Suppose we want to run lengthF
on a Fix
-encoded list. We have a ListF a Int -> Int
, a Fix (ListF a)
, and we want an Int
back. Based off of that information, our function should look something like:
makeRecursive :: (ListF a Int -> Int) -> Fix (ListF a) -> Int
makeRecursive f (MkFix x) = case x of
Nil -> f Nil
Cons h t -> f $ Cons h (makeRecursive f x)

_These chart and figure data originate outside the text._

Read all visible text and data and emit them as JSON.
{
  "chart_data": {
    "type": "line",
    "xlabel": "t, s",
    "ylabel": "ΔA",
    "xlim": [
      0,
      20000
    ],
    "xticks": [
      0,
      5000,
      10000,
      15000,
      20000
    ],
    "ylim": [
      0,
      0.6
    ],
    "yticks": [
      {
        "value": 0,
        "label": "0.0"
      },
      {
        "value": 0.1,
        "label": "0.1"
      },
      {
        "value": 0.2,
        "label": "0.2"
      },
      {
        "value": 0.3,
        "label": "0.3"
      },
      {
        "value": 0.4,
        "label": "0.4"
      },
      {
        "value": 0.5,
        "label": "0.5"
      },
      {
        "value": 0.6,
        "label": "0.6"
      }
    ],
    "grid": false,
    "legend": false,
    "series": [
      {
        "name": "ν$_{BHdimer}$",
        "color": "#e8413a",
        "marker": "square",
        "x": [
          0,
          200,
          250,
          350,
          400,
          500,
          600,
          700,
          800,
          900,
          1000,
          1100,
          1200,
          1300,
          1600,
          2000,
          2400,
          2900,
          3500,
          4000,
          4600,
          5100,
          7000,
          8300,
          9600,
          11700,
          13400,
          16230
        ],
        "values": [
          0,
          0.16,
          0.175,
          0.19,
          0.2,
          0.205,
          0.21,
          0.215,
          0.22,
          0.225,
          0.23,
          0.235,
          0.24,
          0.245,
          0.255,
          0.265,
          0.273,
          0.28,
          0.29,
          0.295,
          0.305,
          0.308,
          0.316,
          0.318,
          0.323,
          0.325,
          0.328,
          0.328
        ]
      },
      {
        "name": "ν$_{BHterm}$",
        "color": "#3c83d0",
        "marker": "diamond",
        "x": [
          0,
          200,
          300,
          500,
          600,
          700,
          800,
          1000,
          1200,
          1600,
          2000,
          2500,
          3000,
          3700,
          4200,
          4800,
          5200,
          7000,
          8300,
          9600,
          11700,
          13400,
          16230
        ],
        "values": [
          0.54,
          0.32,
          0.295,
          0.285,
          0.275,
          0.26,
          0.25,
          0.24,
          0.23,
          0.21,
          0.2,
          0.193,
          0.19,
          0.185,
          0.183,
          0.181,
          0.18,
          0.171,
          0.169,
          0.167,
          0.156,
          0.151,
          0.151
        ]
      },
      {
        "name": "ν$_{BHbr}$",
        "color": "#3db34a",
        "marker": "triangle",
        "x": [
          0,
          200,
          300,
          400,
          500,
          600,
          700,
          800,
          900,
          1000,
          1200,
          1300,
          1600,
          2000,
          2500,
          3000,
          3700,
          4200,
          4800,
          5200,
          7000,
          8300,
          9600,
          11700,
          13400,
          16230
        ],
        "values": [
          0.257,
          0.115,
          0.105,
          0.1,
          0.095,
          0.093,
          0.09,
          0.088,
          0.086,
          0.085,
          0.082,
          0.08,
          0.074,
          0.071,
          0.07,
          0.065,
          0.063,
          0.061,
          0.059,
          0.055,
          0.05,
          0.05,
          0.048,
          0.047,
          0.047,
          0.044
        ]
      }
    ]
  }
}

Since there is only one constructor for Fix f
, we only have one case to pattern match on. However, once we’ve unpacked the MkFix
constructor, we have two cases: one for each in ListF a b
. In the Nil
case, we don’t have any extra information, so we can just apply f
to Nil
. Note that the Nil
we are applying f
to has a different type from what we matched on. In the Cons
case, we have an a
and a Fix (ListF a)
. This is where the recursion comes in, so naturally the only thing we can do is a call to makeRecursive
.
How can this be generalized? Looking at the argument we are passing to f
, it’s clear that we are mapping x
, which is a ListF a (Fix (ListF a))
, to a ListF a Int
. We are doing this using a function Fix (ListF a) -> Int
, so this is really just an fmap
operation.
makeRecursive :: (ListF a Int -> Int) -> Fix (ListF a) -> Int
makeRecursive f (MkFix x) = f $ fmap (makeRecursive f) x
But this definition isn’t relying on anything specific about Int
or ListF
— it only assumes that we have a Functor
instance. Generalizing the type, we have:
makeRecursive :: Functor f => (f b -> b) -> Fix f -> b
makeRecursive f (MkFix x) = f $ fmap (makeRecursive f) x
This function is usually called cata
(for “catamorphism”). After renaming and conversion to point-free form, we end up with the final definition:
cata :: Functor f => (f b -> b) -> Fix f -> b
cata f = f . fmap (cata f) . unFix
Exercise: Convert the following data type to one usable by Fix
:
data Tree a = Leaf | Branch a (Tree a) (Tree a)
Exercise: Write a function using cata
on the data type from the previous exercise called depth
that computes the depth of the tree.